Myelin is a membrane structure that developed in the evolution of vertebrates (Boullerne, 2016; Salzer and Zalc, 2016). In the developmental stage of the central nervous system, axons become myelinated through wrapping by oligodendrocytes. The resulting myelinated axons have distinct specialized regions: nodes of Ranvier, paranodes, juxtaparanodes, and internodes (Figure 1). At the nodes of Ranvier there is a high density of voltage-gated Na+ channels (Nav1.2 and Nav1.6) that conduct inward depolarizing currents, whereas juxtaparanodal K+ channels (Kv1.1 and Kv1.2) maintain electrical stability and polarization (Ritchie and Rogart, 1977; Caldwell et al., 2000). As a result, rapid conduction of nerve impulses, known as saltatory conduction, is achieved by action potentials leaping along myelinated nerves via the nodes of Ranvier (Tasaki, 1939; Huxley and Stampfli, 1949). A recent study by Kanda et al. showed that two-pore-domain potassium (K2P) channels, TREK-1 and TRAAK, are also clustered at the nodes of Ranvier and that these are required for rapid action potential regeneration (Kanda et al., 2019). At the paranodes adjacent to the nodes of Ranvier, there are paranodal axoglial junctions (PNJs) that are characterized by intermittent densities associated with the outer leaflet of the axolemma, called transverse bands (Peters, 1966; Rosenbluth, 1976), and myelin loops that attach to the axonal membrane (Rosenbluth, 1999). Three paranode-specific cell adhesion molecules are primarily required for the formation of PNJs: contactin (Rios et al., 2000; Bhat et al., 2001; Boyle et al., 2001) and contactin-associated protein (Einheber et al., 1997; Peles et al., 1997) on the side of the axonal membrane, and Neurofascin-155 on the side of the glial membrane (Tait et al., 2000; Sherman et al., 2005). Autoantibodies against Neurofascin-155 and contactin have been found in patients with neuropathy (Labasque et al., 2014; Koike et al., 2017; Vallat et al., 2017). Koike and colleagues demonstrated that these antibodies induced paranodal axoglial detachment, resulting in aberrant nerve conduction and axonal damage (Koike et al., 2017). Anti-Neurofascin-155 antibody is also present in patients with combined central and peripheral demyelination (CCPD; Kawamura et al., 2013; Kira, 2021).

FIGURE 1

The schematic drawing shows junctional complexes between oligodendrocytes and axons in myelinated axons. The nodal axolemma with voltage-gated Na+ channels (Nav) has concentrations of neurofascin 186 (NF186) and neuronal cell adhesion molecule (NrCAM) belonging to the L1-family of CAMs at the node of Ranvier. The cytoplasmic region of axonal NF186 and NrCAM binds ankyrinG (AnkG), which anchors the nodal complex to βIV-spectrin and to the actin cytoskeleton. AnkG enables the clustering of Nav and Kv7.2/7.3 channels. Extracellular matrices such as Brevican, Versican (Vcan), and TenascinR (TenR) are surrounding the nodes. At the paranode, the cis-complex of Caspr and contactin interacts in trans with NF155 on the paranodal myelin loop. This complex is stabilized by protein 4.1B which co-localizes with AnkB, aII/bII-spectrin. At the juxtaparanode, Shaker-type voltage gated K+ channels Kv1.1/1.2 form clusters. A complex of contactin2 (also known as TAG-1) and Caspr2 is implicated in the formation of juxtaparanodes.

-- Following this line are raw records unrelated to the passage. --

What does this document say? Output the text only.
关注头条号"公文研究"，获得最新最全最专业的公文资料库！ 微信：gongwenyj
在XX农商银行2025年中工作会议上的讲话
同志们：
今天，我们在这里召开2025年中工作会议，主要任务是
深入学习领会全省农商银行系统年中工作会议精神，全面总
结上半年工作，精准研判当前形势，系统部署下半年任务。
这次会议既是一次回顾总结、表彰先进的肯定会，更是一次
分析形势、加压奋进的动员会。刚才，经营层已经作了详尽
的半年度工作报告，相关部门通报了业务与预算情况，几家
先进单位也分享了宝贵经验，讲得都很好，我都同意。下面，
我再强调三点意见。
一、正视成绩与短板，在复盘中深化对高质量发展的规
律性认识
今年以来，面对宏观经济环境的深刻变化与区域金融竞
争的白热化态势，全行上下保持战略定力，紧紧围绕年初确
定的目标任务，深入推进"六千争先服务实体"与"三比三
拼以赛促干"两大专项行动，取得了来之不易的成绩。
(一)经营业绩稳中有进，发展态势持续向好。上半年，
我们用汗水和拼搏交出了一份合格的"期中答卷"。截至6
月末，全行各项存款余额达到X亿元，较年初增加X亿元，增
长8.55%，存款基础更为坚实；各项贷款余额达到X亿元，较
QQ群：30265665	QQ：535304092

The morphological structure of the nodes of Ranvier and their adjacent paranodes suggests that nodal formation and maturation depend on the state of the PNJs. In fact, it has been reported that nodal Na+ channel clustering depends on paranodal axoglial contact in the developing CNS (Rasband et al., 1999). These paranode-dependent clusterings of nodal Na+ channels require axonal βII spectrin, which is concentrated at the paranodes (Ogawa et al., 2006; Amor et al., 2017). Zhang et al. also reported that the accumulation of Neurofascin-186, a key adhesion molecule of nodes, is regulated by PNJs (Zhang et al., 2020). Additionally, PNJs are required for the maintenance of Na+ channel clustering and nodal maturation (Ishibashi et al., 2002; Ishibashi et al., 2003; Rasband et al., 2003). More recently, Elazar et al. demonstrated that coordinated action of internodal (Cadm4 and MAG) and paranodal (Caspr) cell adhesion molecules is required for accurate myelination (Elazar et al., 2019a; Elazar et al., 2019b). Hence, the PNJs play several pivotal roles—among others, they promote node formation and are anchored to the axonal cytoskeleton, thus serving as a fence that limits the lateral movement of axolemmal proteins and keeps them in place (Rasband et al., 1999; Amor et al., 2014, 2017; Brivio et al., 2017). Furthermore, there is growing evidence that the PNJs contribute to the maintenance of functional, myelinated axons and of axonal homeostasis (Pillai et al., 2009; Rosenbluth, 2009; Ohno et al., 2011; Ishibashi et al., 2015). Numerous reviews (Rosenbluth, 2009; Faivre-Sarrailh et al., 2013; Rosenbluth et al., 2013; Arancibia-Carcamo and Attwell, 2014; Susuki et al., 2016; Faivre-Sarrailh, 2020) have discussed the identities and roles of the ever-increasing number of molecules associated with the adhesion molecules at the paranodes, as well as voltage gated Na+ channels at the nodes and voltage gated K+ channels at the juxtaparanodes. This review focuses on the significance of PNJs in the facilitation of axonal transport and in cerebellar Purkinje axonal homeostasis.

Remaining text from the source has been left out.